Max shakes his head. “Yes it is, accept the gift. I have to introduce you to Elliot—he’ll want to thank you too.”
“You don’t have to—” Before the words are out of my mouth, he’s already texting.
I cringe when I hear a door slam open, followed by footsteps. “Is this her?” A younger, smaller version of Max asks. He has the Sutton eyes but also a carefree, slightly dangerous vibe about him.
“I am her,” I say, giving up because I should have known this would happen. Of course, they’d know about Liam’s living situation.
Without warning, Elliot throws his arms around me in a bear hug. “Thank you, thank you, you’ve saved my life.”
And of course, right then, when everything looks the worst it possibly can, Liam appears from behind an office door and spots his younger brother with his arms around me. I can feel his anger from across the room, see his nostrils flare, see his fists curl as if he’s trying to temper his reaction.
“What’s going on?” He asks, his voice clipped, his jaw tight. I’ve never heard him sound so intense. It sends a shock of desire right through my core.
Elliot springs away from me, clearly reading the fury on Liam’s face. “I was just thanking her for getting you out of the apartment.” He puts his hands up. “That’s all, I swear.”
Liam’s gaze flicks to me, and I feel it all the way to my toenails like a fucking lightning bolt.Holy shit. All I can do is nod to confirm.
“Well,” he addresses everyone, “you’ve met her now. You can stop crowding her.”
Elliot lets out a breath. “It was nice to meet you Marley, don’t be a stranger.”
“You too,” I answer as he slinks back to his office.
Max eyes Liam for a long time before he too makes himself scarce. Before long it’s just me and Gus and Liam and silence.
Until he spears a hand through his hair and mutters something about work to do.
Gus watches him walk back to his office before turning to me with wide eyes. “Well now, someone sounded a little jealous.”
I flare a deep, hot red and take a giant swig of my cider because how the fuck am I supposed to respond?
12
LIAM
Ipace my office about fifteen times before I calm down enough to take a seat. The second I saw Elliot’s arms around Marley, I wanted to pummel him into dust, and I don’t understand that feeling.
Max and Elliot were always the fighters, quick to use their bodies and fists to settle arguments. I’ve always tried to use my brain, but whatever caveman remnants that still lurk in my grey matter, came out with guns a-blazing and for the first time, completely overruled my better sense.
I didn’t enjoy the feeling. And I don’t understand why it happened at all. Marley is fine and all, but she’s not mine. Hell, I’m in no shape for anyone to be mine. But I can’t help the kick in my stomach that tells me she is—or at least that I want her to be.

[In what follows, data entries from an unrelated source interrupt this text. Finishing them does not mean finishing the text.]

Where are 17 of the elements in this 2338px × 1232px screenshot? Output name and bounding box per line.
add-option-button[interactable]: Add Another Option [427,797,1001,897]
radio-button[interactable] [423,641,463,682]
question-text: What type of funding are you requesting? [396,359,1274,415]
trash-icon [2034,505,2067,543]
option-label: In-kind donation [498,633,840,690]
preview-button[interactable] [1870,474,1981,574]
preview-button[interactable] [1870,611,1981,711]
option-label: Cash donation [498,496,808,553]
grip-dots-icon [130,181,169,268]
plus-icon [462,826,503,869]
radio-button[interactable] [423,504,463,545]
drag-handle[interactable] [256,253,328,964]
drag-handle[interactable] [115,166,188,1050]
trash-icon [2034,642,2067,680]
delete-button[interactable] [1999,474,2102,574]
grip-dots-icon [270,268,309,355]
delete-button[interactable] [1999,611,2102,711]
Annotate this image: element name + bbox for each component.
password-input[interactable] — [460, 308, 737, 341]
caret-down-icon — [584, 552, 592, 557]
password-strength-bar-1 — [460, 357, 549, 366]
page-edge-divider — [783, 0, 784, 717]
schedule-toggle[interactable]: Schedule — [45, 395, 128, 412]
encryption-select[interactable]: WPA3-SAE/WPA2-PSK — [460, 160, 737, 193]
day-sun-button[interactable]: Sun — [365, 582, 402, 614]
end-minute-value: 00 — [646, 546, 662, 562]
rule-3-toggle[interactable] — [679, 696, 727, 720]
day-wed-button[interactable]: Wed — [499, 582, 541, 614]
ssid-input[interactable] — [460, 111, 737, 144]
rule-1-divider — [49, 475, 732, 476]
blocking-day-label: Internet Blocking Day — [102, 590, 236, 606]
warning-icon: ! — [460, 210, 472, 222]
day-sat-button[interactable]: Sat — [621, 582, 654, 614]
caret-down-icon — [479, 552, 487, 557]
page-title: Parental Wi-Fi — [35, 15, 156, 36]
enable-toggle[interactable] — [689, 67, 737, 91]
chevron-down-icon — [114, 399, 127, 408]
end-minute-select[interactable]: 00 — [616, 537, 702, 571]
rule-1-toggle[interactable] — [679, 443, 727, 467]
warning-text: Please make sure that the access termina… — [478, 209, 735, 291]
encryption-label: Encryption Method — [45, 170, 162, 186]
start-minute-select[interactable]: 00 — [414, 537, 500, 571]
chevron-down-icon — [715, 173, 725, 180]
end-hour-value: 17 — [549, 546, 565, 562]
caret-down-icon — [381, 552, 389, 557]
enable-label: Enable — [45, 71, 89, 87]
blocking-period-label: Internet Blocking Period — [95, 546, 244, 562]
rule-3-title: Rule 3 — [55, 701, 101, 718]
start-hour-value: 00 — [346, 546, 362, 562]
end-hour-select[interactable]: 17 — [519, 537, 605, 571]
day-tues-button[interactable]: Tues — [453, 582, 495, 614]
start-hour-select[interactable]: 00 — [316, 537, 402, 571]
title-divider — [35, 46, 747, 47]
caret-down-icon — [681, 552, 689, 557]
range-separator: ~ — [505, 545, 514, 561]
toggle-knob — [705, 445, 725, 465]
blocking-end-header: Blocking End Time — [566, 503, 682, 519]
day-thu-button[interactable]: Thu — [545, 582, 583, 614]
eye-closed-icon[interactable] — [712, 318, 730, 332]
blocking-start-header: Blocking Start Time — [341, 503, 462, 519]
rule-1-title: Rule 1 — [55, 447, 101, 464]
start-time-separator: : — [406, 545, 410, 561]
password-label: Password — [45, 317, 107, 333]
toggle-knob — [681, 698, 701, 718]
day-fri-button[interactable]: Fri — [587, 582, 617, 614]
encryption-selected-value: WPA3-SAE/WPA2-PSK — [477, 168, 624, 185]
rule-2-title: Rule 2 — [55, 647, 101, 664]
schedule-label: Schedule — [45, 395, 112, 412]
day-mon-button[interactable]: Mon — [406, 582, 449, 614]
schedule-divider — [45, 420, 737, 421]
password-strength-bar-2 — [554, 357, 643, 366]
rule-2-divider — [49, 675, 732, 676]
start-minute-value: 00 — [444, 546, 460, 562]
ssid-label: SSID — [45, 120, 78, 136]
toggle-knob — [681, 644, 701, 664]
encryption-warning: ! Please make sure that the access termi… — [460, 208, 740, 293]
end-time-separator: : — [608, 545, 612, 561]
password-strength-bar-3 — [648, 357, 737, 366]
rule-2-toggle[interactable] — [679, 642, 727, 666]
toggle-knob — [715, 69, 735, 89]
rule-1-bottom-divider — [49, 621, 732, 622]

After squeezing my stress ball a dozen times, I’m calm enough to think clearly. The only reason my reaction makes sense is that it was Elliot—a player who racks up women like a high roller racks up chips. The phrase love ‘em and leave ‘em was invented for men like him and I just don’t want Marley to have to suffer through that.
At least, that’s what I’ll try to tell myself for now. It’s the only thing that makes sense.
It takes nearly half an hour to get my brain back to a place of work and once I’m into the mire of numbers and statistics, I’m lulled into a sense of normalcy that I hope wont pop the moment I’m back home with my roommate.
An hour or so before closing, I decide to call it a night and when I leave my office, I’m shocked to see Marley still sitting at the bar, clearly tipsy, laughing with Gus.
I pause at the sight of her—her long hair falling from her ponytail, her cheeks dark pink, her eyes shining with laughter as Gus tells her some crazy story—probably about me or my brothers.
I pray that it’s not about me, but the moment I hear Gus say ‘dustpan’, I know where she’s going, and I jump into the conversation before it goes any further. Marley does not need to know about the time Gus caught me cleaning in just my boxer briefs when she and Max had first started dating. And I don’t want to have to explain that I couldn’t leave Elliot’s mess from the night before a moment longer. It was a compulsion that I don’t quite understand.
“You’re still here,” I say, doing a very good impression of Captain Obvious.
“Ta-da,” Marley sing-songs, sweeping her arms out wide. “I can’t get enough of this cider. Have you tried it?”
It takes all of my strength not to smile at how cute she looks, eyes bright, clearly relaxed, an easy smile that I wish I knew how to bring forth. “I have. It’s quite good.”